Speaking to your doctor
If you find speaking to your doctor about your symptoms daunting, we’ve included some tips to help you with your discussions.
Your doctor will probably ask you lots of questions. Ahead of your visit, you may want to take a few minutes to think about what these might be, your answers and/or details you want to share:
Write down your symptoms and the things that set off your asthma for a week or two — look for any patterns leading up to an increase in asthma symptoms or attacks
If dust, pet dander, or cockroaches are present when your asthma symptoms start, it may mean your asthma is worsened by these allergens, so it’s a good idea to mention this. Have a think about the situations you find yourself in when your symptoms start or worsen, and if there are allergens about
Your doctor may ask you how your asthma is today (the day of your appointment).
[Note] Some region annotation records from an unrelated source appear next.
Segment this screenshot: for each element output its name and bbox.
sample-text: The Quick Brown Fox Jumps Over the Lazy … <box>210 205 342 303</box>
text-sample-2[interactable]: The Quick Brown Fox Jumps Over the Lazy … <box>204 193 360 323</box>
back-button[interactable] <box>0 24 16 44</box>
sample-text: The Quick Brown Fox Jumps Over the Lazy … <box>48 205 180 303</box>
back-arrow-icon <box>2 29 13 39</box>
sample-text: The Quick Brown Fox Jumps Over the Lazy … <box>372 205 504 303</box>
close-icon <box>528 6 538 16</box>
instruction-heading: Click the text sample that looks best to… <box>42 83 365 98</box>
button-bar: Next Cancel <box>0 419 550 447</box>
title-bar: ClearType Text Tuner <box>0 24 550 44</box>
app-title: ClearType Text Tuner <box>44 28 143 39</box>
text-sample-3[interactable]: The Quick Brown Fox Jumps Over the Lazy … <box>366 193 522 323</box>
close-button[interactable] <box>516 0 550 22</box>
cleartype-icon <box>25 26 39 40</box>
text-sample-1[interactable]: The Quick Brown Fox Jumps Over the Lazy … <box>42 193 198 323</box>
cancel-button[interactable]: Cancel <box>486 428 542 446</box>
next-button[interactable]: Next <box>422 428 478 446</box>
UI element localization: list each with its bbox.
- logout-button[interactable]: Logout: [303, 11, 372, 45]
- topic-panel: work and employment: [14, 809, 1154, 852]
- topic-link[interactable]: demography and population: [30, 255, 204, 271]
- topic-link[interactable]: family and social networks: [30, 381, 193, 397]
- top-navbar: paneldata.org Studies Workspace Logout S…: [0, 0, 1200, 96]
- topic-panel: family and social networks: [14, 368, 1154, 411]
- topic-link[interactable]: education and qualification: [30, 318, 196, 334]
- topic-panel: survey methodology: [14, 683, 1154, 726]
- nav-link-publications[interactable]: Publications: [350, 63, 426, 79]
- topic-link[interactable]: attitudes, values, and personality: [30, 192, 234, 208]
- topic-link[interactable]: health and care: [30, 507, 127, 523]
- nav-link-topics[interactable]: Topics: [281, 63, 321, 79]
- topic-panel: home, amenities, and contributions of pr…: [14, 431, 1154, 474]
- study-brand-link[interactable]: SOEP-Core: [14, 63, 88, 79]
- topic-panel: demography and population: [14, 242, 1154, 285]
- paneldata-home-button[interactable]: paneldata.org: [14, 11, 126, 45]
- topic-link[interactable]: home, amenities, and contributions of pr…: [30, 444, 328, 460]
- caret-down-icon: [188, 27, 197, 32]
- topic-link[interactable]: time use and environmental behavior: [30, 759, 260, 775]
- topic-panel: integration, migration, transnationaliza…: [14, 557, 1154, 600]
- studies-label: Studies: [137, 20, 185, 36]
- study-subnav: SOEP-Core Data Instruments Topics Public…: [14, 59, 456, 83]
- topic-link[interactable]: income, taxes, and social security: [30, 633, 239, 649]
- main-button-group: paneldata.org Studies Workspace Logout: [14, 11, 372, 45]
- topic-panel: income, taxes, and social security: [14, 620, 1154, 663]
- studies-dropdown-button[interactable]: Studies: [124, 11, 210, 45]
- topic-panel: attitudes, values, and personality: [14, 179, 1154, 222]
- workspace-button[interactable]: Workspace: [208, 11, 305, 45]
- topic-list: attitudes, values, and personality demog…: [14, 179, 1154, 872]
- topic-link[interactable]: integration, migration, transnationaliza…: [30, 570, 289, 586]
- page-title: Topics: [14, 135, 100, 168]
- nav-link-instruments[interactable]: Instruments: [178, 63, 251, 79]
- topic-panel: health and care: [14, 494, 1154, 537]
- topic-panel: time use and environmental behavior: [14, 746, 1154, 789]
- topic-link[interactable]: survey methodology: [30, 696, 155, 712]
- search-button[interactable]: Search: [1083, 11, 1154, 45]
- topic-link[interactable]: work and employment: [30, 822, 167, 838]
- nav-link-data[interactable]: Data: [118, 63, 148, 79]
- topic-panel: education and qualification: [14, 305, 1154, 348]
While you might be having a good day, have a think about how your asthma has been in general – for the last week, fortnight or month
Be open and honest — don’t leave anything out
To help you get the advice and answers you’re looking for, have a list of your own questions to ask your doctor or nurse. You may want to start with these and add your own:
How do I know if my asthma is affecting my daily life or not? Take our survey by clicking here for a guide on how your asthma is currently affecting your day to day life, print a copy of your results and share them with your doctor
How do I know what type of asthma I have?
How do I know if my asthma is mild or severe?
How do I know if my asthma is made worse by allergens?
Do I need to be tested for an allergy? What would the test be and how is it taken?
What suggestions can you offer to help keep my asthma controlled? Can I have a personalised asthma action plan?
What asthma treatments and medications are suitable for me?
If you have a young child with asthma, you may also want to ask the following1:
How often do we need to see a doctor or nurse?
Why are controllers needed every day, even when my child is feeling well? Could we just use the reliever?
Why does my child sometimes wheeze even though they are taking the medicine?
How can I tell when my child needs more or less medicine?
How do I know which inhaler is best for us, and whether we’re using it properly?
How do we clean the spacer?
What are the benefits and risks of alternative treatment options?